Auf die Revision des Klägers hatte das Bundesverwaltungsgericht mit Urteil vom 10. April 2013 - BVerwG 4 C 3.12 - entschieden, dass die Bundeswehr im Rahmen ihrer Befugnis, von den luftverkehrsrechtlich vorgegebenen Mindestflughöhen abzuweichen, von den FFH-rechtlichen Verfahrensschritten gemäß § 34 BNatSchG nicht freigestellt ist, und dass anerkannte Naturschutzvereinigungen gemäß § 63 Abs. 2 Nr. 5 BNatSchG vor einer gegebenenfalls erforderlichen Abweichungsentscheidung zu beteiligen sind (siehe Pressemitteilung 21/2013), und die Sache zur anderweitigen Verhandlung und Entscheidung an das Oberverwaltungsgericht des Landes Sachsen-Anhalt (OVG) zurückverwiesen. Das OVG hatte daraufhin festgestellt, dass die Beklagte verpflichtet ist, eine förmliche FFH-Verträglichkeitsprüfung durchzuführen und den Kläger zu beteiligen, soweit diese Prüfung ergibt, dass die Tiefflüge zu erheblichen Beeinträchtigungen des Gebiets führen können. Ein Beteiligungsrecht schon im Rahmen der Verträglichkeitsprüfung hatte es verneint.

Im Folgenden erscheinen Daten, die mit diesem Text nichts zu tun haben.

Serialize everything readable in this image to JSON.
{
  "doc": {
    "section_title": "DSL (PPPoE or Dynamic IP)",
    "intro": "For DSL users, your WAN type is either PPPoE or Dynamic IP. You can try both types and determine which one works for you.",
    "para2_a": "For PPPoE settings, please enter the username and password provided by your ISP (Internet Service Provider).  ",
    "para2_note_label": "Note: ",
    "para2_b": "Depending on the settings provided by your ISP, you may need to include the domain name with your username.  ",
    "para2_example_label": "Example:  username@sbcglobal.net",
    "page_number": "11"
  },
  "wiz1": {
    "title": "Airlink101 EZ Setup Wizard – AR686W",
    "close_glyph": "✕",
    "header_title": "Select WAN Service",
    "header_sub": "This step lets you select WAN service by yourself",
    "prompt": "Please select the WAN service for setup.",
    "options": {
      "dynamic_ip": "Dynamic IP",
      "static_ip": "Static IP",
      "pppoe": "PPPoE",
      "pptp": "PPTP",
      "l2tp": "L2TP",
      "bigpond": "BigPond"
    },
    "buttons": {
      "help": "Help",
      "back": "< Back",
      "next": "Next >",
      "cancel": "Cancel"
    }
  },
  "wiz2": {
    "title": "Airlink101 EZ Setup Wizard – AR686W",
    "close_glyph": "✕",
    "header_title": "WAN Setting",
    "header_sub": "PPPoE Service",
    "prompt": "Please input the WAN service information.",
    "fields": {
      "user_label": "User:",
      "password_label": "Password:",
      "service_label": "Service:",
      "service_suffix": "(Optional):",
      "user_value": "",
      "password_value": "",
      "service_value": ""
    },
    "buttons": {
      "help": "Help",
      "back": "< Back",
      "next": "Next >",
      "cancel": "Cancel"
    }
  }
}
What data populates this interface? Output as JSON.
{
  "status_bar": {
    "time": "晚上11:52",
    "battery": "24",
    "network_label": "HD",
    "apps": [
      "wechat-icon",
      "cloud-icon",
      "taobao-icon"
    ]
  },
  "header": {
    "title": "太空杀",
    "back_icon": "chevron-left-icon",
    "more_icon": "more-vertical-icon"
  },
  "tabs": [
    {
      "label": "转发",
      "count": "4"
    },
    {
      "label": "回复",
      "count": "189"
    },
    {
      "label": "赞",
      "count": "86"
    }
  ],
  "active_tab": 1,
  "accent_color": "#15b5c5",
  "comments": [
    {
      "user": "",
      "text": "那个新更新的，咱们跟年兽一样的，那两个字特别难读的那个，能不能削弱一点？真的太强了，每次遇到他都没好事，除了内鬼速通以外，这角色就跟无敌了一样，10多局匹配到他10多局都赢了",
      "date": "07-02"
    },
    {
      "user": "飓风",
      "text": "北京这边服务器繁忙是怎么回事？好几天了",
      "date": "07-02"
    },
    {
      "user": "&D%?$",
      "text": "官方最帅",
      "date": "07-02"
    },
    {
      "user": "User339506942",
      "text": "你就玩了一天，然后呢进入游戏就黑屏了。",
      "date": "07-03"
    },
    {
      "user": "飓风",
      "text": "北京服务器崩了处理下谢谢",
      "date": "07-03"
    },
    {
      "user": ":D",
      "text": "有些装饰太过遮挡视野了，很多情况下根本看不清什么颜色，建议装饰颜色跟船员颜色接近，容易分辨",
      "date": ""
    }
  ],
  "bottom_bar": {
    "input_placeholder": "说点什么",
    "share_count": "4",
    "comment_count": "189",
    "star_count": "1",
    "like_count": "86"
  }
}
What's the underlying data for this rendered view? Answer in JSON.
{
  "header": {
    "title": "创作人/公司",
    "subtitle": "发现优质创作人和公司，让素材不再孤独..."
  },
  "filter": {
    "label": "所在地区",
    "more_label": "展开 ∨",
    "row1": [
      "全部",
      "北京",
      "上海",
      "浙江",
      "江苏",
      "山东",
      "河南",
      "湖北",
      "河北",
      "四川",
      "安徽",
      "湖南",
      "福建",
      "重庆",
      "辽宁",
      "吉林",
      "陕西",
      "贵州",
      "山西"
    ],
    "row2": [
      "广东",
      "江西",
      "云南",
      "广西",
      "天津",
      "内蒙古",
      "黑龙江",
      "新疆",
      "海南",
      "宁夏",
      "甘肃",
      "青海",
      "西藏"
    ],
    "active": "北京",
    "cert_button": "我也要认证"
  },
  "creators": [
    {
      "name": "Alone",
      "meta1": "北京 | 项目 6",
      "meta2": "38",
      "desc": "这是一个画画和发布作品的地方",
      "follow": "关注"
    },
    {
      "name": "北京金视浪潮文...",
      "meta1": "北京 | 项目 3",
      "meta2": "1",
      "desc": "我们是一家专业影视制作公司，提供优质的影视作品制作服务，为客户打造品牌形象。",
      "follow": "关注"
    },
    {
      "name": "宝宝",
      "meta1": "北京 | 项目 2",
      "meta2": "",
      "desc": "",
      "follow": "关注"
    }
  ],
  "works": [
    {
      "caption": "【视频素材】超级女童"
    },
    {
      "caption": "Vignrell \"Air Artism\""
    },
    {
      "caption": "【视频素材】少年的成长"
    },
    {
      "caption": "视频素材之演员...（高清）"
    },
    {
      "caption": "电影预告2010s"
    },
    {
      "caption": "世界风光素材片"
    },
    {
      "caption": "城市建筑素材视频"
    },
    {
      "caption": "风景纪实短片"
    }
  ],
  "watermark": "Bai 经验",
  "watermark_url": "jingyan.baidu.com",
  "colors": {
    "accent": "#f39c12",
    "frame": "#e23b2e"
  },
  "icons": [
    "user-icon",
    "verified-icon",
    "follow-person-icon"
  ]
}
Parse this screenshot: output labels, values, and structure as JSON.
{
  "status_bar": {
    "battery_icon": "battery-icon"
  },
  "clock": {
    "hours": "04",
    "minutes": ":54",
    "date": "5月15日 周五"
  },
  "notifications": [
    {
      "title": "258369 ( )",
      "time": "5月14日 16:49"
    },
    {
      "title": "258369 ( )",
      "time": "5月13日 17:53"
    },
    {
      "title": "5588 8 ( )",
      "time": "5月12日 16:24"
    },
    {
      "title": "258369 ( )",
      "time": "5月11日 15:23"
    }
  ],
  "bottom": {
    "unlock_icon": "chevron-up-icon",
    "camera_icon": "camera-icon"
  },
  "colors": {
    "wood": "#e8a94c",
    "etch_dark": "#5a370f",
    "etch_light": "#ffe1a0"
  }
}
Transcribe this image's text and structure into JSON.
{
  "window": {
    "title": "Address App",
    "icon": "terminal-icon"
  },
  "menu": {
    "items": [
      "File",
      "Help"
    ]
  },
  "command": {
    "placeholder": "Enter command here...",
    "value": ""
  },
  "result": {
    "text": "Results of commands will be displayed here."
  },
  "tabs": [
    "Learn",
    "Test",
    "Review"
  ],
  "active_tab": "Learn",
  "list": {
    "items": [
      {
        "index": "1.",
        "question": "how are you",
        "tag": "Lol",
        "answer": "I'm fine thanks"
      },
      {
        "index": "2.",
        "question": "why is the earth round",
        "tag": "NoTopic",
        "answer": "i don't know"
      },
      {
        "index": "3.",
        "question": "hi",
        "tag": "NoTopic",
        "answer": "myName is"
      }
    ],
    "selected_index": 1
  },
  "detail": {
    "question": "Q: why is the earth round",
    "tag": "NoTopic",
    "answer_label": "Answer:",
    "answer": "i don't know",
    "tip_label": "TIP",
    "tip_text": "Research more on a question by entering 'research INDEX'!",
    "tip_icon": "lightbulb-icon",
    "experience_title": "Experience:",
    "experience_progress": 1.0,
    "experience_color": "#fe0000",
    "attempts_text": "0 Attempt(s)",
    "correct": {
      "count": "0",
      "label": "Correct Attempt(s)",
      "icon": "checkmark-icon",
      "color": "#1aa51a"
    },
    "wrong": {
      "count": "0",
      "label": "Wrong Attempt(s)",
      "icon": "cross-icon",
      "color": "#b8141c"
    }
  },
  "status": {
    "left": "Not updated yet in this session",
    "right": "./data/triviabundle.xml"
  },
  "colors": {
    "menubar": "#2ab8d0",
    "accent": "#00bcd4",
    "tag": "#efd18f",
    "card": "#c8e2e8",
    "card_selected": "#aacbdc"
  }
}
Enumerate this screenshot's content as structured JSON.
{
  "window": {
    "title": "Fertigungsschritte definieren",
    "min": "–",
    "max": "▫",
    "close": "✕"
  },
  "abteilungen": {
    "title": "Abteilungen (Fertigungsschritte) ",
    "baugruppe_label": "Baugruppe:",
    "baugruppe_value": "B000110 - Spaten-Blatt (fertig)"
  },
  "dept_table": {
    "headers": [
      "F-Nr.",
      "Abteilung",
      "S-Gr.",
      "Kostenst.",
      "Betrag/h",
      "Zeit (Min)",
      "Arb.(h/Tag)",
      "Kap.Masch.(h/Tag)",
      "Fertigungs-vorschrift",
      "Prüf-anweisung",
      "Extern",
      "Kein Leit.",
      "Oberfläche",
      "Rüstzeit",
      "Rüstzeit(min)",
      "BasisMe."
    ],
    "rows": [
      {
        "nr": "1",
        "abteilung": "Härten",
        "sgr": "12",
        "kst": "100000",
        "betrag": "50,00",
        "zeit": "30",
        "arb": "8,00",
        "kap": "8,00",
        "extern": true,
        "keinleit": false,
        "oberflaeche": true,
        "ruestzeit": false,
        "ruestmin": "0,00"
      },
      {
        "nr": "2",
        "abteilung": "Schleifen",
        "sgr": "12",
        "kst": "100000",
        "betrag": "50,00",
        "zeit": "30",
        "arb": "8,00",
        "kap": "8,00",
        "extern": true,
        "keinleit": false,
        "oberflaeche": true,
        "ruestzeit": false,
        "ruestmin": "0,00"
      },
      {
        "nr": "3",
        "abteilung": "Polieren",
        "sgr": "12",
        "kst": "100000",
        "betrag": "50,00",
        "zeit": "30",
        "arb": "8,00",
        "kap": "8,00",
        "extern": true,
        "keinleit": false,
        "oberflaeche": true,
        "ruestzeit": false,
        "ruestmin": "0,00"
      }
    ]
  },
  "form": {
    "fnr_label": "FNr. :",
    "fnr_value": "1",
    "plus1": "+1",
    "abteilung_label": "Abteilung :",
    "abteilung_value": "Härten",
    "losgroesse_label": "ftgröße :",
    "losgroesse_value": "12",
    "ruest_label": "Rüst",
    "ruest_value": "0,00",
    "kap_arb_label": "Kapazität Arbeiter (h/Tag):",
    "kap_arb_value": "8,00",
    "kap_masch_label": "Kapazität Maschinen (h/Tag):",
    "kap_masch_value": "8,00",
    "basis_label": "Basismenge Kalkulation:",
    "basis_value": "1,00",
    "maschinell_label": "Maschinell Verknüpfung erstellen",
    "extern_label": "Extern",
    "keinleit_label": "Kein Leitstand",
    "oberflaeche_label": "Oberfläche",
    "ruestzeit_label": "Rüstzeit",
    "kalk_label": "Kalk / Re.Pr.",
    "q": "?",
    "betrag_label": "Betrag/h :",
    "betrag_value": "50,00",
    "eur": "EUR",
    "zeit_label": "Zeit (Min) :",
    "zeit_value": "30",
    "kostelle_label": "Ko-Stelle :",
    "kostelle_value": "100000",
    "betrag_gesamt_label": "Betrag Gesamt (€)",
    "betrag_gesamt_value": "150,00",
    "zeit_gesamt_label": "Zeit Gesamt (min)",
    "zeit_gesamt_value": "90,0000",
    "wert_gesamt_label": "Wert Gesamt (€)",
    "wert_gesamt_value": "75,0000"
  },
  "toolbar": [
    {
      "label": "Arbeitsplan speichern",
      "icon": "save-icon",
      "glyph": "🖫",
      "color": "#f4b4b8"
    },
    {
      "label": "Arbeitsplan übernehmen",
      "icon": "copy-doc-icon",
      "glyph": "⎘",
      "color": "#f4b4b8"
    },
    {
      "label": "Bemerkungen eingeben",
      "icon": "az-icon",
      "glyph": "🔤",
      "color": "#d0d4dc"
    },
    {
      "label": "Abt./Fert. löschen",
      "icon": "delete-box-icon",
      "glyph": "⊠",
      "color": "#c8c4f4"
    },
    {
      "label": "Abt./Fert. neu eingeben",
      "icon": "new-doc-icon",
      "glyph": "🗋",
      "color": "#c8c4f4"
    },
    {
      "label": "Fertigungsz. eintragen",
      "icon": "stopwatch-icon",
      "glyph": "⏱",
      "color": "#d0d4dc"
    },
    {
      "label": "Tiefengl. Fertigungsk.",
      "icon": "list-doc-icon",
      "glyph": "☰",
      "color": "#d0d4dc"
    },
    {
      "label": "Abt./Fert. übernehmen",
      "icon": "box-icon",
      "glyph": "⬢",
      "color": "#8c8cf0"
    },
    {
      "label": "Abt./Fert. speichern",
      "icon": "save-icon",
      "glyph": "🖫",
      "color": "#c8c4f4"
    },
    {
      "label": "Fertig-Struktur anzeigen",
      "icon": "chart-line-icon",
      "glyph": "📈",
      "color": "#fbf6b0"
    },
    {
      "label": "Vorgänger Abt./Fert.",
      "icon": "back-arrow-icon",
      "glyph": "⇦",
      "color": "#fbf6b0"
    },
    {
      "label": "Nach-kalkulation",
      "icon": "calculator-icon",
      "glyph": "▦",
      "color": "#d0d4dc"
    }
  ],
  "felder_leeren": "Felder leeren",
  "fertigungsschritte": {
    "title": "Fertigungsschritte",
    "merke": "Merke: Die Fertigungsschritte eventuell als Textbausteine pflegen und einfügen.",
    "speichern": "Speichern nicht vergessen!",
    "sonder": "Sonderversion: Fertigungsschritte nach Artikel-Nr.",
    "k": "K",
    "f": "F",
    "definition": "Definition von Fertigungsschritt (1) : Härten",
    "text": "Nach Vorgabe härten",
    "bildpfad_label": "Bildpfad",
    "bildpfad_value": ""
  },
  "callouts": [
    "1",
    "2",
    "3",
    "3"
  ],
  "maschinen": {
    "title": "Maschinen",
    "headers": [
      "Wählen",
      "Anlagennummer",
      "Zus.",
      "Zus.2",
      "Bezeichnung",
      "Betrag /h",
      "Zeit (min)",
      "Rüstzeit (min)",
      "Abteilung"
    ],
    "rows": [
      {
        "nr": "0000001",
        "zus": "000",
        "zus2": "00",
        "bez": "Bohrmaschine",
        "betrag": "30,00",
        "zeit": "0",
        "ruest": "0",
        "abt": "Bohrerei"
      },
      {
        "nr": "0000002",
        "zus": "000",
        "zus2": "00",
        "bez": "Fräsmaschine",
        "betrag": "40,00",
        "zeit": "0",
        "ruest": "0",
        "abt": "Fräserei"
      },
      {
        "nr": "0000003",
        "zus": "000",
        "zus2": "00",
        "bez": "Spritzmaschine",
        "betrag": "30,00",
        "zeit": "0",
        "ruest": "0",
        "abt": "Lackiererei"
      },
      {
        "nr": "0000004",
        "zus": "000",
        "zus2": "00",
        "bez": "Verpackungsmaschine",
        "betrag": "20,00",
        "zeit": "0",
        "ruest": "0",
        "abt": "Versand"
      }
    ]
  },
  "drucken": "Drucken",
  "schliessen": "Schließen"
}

Das Bundesverwaltungsgericht hat die vorinstanzliche Entscheidung bestätigt. Das Beteiligungsrecht von Naturschutzvereinigungen nach § 63 Abs. 2 Nr. 5 BNatSchG knüpft an das Ergebnis der vorangegangenen Verträglichkeitsprüfung an. Es greift erst, wenn aufgrund dieser Prüfung feststeht, dass das Projekt zu erheblichen Beeinträchtigungen eines FFH-Gebiets führen kann und deshalb ohne Abweichungsentscheidung unzulässig ist. Im Abweichungsverfahren können die Naturschutzvereinigungen ihren Sachverstand einbringen und auch etwaige Fehler der Verträglichkeitsprüfung geltend machen. Der Zweck der Verbandsbeteiligung wird dadurch nicht verfehlt, effektiver Rechtsschutz bleibt gewährleistet. Eine Beteiligung an der Verträglichkeitsprüfung ist auch nach Art. 9 Abs. 3 der Aarhus-Konvention oder Art. 6 Abs. 3 der FFH-Richtlinie nicht geboten.